The rule is to allow traffic
On the new customised Protocol
From Local host and the Intra-Array Communications network
To the same destinations
Apply the new rule to all users, finish the wizard and apply to the server – wait for the array to converge again before moving on
From the networking tab, click the “Enable Network Load Balancing Integration”
Enable load balancing for the internal and perimeter networks
For each network configure the Virtual IP address and Cluster mode by clicking “Configure NLB Settings…”
The Primary VIP for the internal network is the IP we registered earlier for proxy.mdlimited.com (192.168.8.30).
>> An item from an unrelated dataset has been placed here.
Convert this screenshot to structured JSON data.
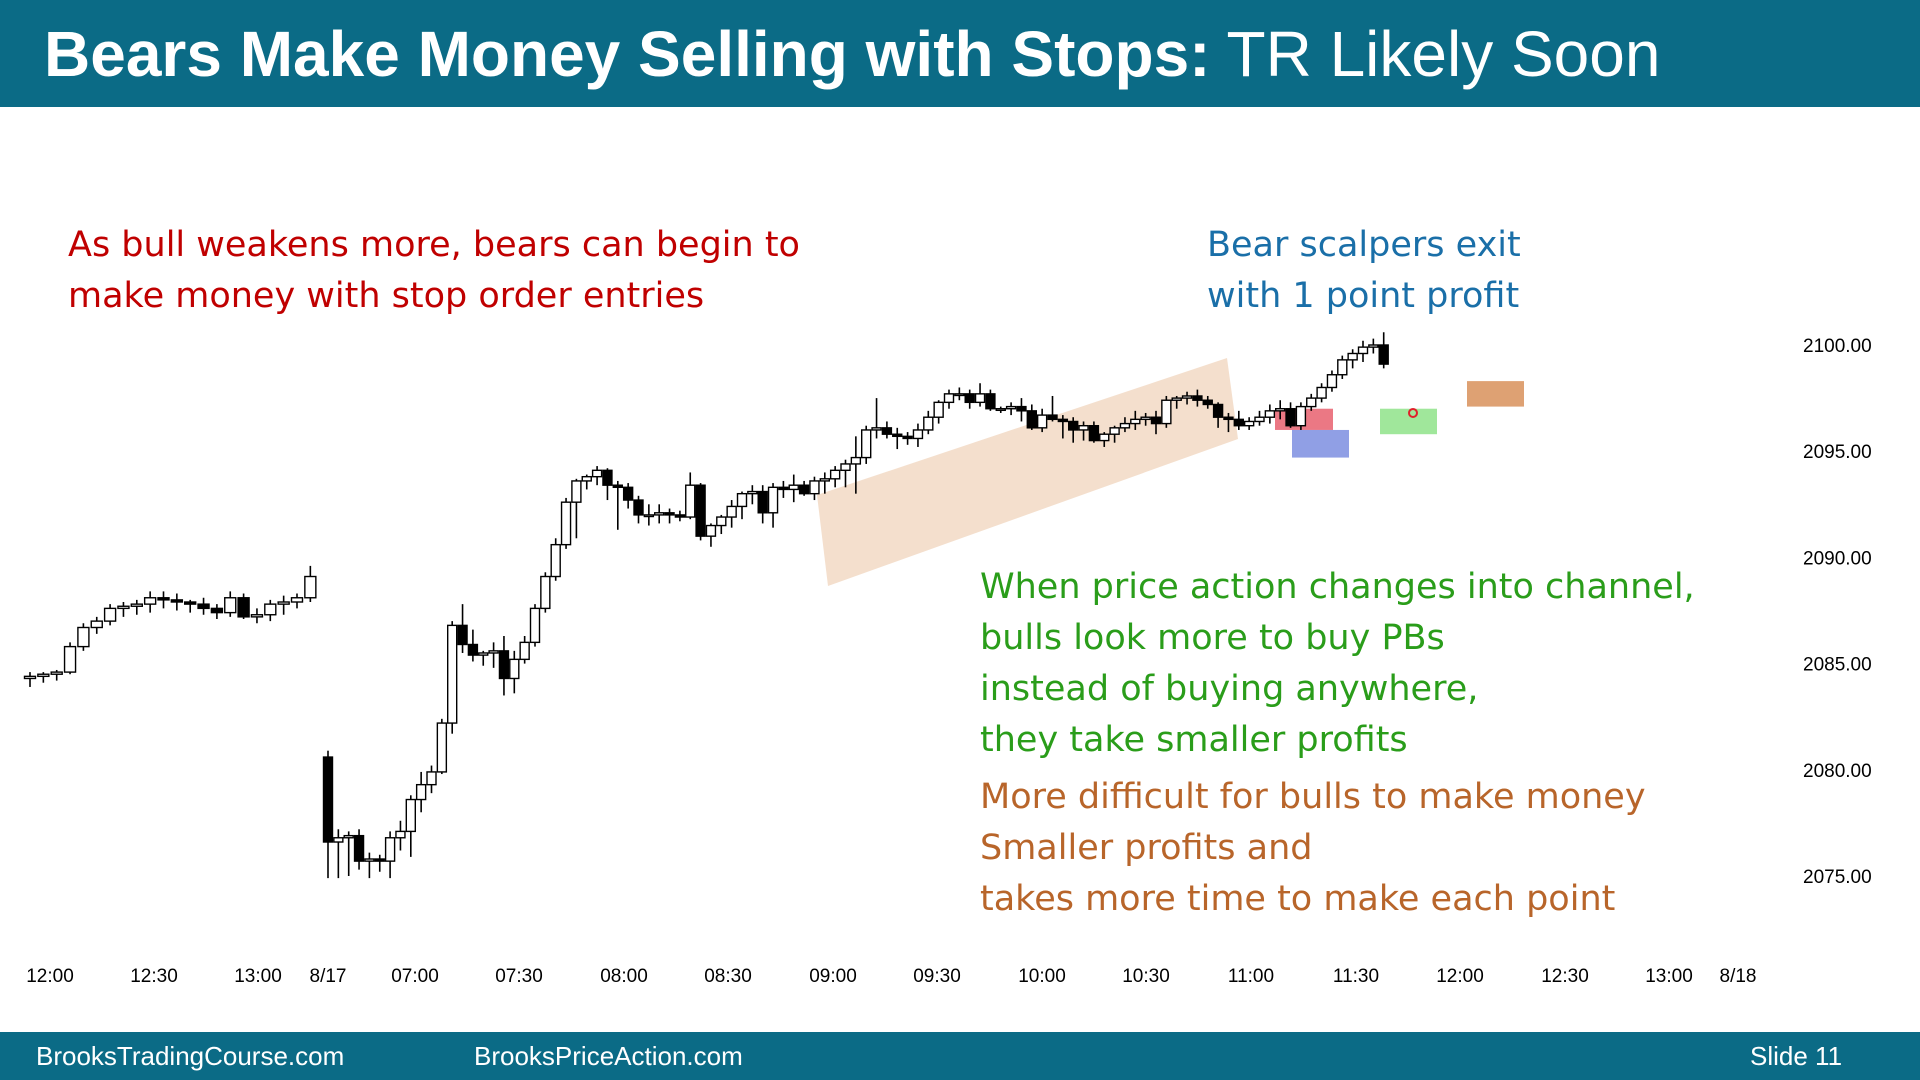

The external VIP is the next IP address in the DMZ. If the Cluster Operation Mode is set to Unicast mode the vSwitch on the server must be configured as per the VMware recommendations for NLB configuration – it must accept forged MAC addresses and must not send updates to the physical switch
Sources: Microsoft NLB not working properly in Unicast Mode, Sample Configuration - Network Load Balancing (NLB) UNICAST Mode Configuration
It takes a few minutes for the configurations to converge and for the NLB to come online, check the Configuration tab under Monitoring, and look at the Services tab to see that the NLB service is running in both servers
At this point the forward proxy NLB should be operational so you can change your browser to point to proxy.domain.com and test it.
To finish up the external NLB setup, you simply map the public IP address on your front firewall to the DMZ NLB IP address. You can then use any of the publishing wizards to publish OWA, HTTP or other internal services. If you need additional IP addresses, remember to use the NLB properties in the TMG console to add a new VIP rather than the NLB MMC.
Since this post has well exceeded 2000 words, I’m going to leave it there – I hope this has been informative, please leave feedback!